Montrer la répression, les blessés, réveiller les consciences, interdire les armes mutilantes, ce sont quelques uns des objectifs de la quatrième marche organisée par le collectif « Les mutilés pour l’exemple ». Après Paris, à deux reprises, puis Bordeaux, c’est au tour de la ville de Montpellier d’accueillir dimanche cette manifestation nationale des blessés.
Le rendez-vous était donné à 14 h sur la place de la Comédie, lieu de départ habituel des manifestations gilets jaunes les samedis après-midi. Sur le parvis de l’opéra, une vingtaine de blessés venus des quatre coins de France déploient une banderole gigantesque où sont imprimés quatorze visages défigurés. En bas des marches, plusieurs centaines de gilets jaunes et d’habitués des manifestations montpelliéraines venus les soutenir entonnent un vibrant « on est là, même si Macron le veut pas, nous on est là, pour l’honneur des travailleurs et pour un monde meilleur, on est là ».
Un des blessés lève son moignon comme il aurait levé le poing avant son amputation. Avant le départ de la manifestation, les membres du collectif « Les mutilés pour l’exemple » sourient face à ceux qui sont venus aujourd’hui leur apporter leur soutien. « La police mutile, la police assassine » fuse de la foule. Le slogan est repris et gonfle sur la place. Puis le défilé se met en ordre. Plusieurs blessés portent des ballons sur lesquels sont dessinés des yeux pour rappeler les nombreux éborgnés par des tirs de LBD. En tête, ils ouvrent la marche et remontent la rue commerçante menant à la préfecture. « Grenade, flashball, interdiction », « la police fait son travail, ça crève les yeux » résonnent dans la rue étroite.

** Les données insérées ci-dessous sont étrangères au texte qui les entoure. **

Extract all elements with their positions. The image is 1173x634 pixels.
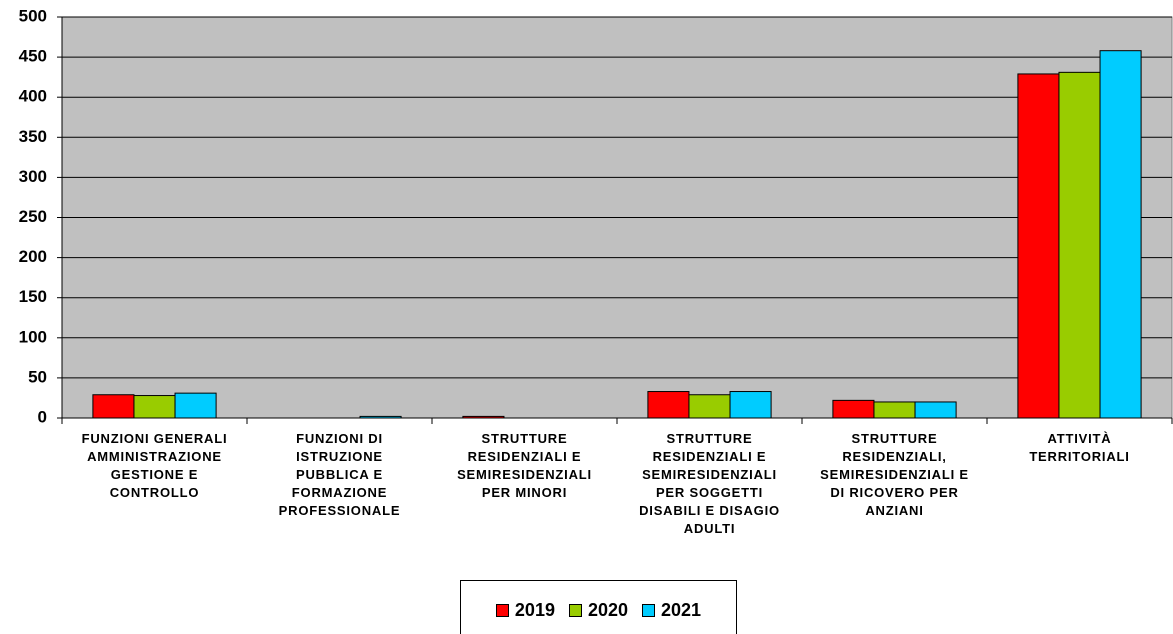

À l’approche de la préfecture, un cordon de CRS barre une première rue, des policiers de la compagnie départementale de sécurité en bloquent une seconde. Deux herses, derrière lesquelles stationnent des CRS, empêchent d’approcher de l’entrée du bâtiment représentant l’État. Le cortège s’arrête. Ici, le 27 avril dernier, Dylan, un jeune de 19 ans, a reçu une grenade de désencerclement et perdu la vue d’un œil. Symboliquement, les blessés s’approchent des grilles de la préfecture pour y accrocher les ballons représentant les yeux crevés par des tirs policiers. Pendant ce temps, le reste de la manifestation attend à quelques mètres.

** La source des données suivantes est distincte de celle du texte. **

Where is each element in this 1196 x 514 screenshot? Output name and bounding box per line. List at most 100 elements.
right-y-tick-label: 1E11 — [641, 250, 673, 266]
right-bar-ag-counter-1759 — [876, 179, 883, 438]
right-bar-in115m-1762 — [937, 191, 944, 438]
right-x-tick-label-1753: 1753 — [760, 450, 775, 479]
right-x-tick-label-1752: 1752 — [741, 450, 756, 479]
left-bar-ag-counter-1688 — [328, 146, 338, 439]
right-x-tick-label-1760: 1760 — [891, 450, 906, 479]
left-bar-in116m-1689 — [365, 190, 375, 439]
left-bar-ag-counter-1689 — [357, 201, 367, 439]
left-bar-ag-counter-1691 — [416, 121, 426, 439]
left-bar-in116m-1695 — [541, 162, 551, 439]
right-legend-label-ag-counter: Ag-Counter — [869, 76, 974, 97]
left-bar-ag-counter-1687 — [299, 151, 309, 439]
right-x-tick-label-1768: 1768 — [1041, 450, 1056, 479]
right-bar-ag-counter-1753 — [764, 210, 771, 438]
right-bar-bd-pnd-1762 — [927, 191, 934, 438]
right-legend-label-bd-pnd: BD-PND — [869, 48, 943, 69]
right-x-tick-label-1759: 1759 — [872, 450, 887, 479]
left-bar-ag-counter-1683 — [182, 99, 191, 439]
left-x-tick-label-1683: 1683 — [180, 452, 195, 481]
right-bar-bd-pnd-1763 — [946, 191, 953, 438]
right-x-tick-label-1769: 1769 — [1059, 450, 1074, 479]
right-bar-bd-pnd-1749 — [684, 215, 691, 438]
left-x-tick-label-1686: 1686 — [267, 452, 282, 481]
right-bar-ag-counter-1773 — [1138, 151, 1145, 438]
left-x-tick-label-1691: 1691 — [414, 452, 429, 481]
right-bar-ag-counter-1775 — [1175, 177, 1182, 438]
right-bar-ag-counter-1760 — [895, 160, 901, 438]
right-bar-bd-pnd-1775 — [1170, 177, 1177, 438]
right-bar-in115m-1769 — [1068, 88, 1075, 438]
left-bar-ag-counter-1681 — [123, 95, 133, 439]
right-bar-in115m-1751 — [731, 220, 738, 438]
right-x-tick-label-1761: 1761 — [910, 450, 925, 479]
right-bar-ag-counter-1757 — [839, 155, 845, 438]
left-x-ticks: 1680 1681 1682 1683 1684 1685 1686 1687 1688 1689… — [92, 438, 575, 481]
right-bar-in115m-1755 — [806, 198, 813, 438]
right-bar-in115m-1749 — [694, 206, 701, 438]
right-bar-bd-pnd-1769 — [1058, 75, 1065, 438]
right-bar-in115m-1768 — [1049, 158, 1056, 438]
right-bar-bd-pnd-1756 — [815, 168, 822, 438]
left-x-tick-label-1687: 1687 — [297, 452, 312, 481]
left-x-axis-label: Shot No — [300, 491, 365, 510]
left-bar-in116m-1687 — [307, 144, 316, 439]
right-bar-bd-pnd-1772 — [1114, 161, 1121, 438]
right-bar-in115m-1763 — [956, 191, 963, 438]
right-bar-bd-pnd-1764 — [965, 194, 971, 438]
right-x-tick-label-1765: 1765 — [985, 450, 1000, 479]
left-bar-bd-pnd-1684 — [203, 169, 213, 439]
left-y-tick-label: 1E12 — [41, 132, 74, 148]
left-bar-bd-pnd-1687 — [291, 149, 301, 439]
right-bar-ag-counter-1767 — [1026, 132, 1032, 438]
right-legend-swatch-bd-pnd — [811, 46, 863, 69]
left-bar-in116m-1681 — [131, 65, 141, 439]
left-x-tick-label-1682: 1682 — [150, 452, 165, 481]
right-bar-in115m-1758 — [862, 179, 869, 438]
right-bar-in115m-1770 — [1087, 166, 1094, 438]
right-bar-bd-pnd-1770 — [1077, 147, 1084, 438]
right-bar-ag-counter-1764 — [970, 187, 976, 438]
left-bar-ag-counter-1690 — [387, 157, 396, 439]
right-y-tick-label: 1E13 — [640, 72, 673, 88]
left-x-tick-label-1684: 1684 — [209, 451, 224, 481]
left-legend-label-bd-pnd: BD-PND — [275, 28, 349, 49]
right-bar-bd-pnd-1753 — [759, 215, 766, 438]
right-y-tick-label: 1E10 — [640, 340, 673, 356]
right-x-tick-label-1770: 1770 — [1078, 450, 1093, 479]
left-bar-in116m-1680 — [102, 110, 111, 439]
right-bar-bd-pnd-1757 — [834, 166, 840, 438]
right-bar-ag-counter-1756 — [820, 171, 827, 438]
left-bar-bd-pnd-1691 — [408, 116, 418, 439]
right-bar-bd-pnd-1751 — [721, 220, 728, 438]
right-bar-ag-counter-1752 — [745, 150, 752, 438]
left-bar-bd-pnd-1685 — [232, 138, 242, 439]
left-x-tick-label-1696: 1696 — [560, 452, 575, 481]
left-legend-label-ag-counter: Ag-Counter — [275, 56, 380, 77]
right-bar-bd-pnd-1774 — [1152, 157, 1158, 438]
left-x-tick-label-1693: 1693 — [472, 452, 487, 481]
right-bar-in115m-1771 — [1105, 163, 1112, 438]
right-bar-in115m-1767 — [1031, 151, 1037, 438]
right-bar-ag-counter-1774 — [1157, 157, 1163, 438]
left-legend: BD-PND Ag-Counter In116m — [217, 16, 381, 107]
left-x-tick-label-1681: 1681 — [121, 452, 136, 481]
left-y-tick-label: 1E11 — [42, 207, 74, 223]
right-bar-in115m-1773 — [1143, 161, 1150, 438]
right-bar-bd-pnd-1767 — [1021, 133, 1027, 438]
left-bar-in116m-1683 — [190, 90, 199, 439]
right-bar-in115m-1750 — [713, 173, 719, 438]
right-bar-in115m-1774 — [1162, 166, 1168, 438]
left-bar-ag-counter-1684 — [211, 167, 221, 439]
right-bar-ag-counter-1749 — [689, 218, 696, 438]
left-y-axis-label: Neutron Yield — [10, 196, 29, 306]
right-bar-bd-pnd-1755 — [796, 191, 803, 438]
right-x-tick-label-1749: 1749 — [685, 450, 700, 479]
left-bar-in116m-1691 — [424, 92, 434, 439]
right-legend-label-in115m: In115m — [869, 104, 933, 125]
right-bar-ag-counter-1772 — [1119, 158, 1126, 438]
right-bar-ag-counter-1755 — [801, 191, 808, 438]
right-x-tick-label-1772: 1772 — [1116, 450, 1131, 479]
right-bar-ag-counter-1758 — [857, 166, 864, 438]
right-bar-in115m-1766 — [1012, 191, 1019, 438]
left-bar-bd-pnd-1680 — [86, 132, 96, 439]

Cette première halte ravive les souvenirs douloureux des mutilés pour l’exemple. L’une craque dans les bras d’une de ses camarades, un autre frotte frénétiquement son œil recouvert d’une sorte de pansement. L’émotion en submerge plus d’un. Les larmes coulent ou se retiennent difficilement. Des applaudissements s’élèvent du reste du cortège qui a gardé une distance. Les mines sont graves. Puis, le défilé reprend au cri de « Macron démission, Castaner en prison ». Les plus de 500 personnes que compte alors la manifestation passent devant la cour d’appel sans y prêter la moindre attention, comme si rien n’était attendu de l’institution.
Puis, c’est une deuxième halte, cette fois devant les jardins du Peyrou. Ici, à la fin d’une manifestation contre la réforme des retraites, un quinquagénaire a été percuté à la tête par une grenade lacrymogène. Résultat : l’os frontal fracturé et neuf points de suture. Il est venu témoigner aujourd’hui, visiblement encore très affecté. Il raconte ce qu’il lui est arrivé, le visage déformé par la colère et l’incompréhension. Puis il conclut : « honte au préfet ».
Le tour des lieux où des manifestants ont été blessés se poursuit en arpentant le boulevard du Jeu de Paume, une des artères fréquentées par les manifestations montpelliéraines. Direction la gare où le 29 décembre 2018 pour l’acte 7 des gilets jaunes, quatre personnes ont été blessées en quelques minutes. Trois d’entre elles sont présentes aujourd’hui devant la gare, un peu plus d’un an après les faits. Parmi elles, Kaina et Yvan blessés à la tête par des tirs de LBD 40. Mais un manque à l’appel. Geoffrey, dont la blessure a occasionné 35 points de suture n’est pas venu.
Pour les blessés, c’est la fin de la manifestation et l’appel à dispersion de leur marche. Avant de quitter les lieux, ces derniers signalent que des vidéos ont été prises de policiers jouant au foot avec les yeux laissés à la préfecture une heure plus tôt. La prise de conscience attendue n’a pas fonctionné sur les forces de l’ordre.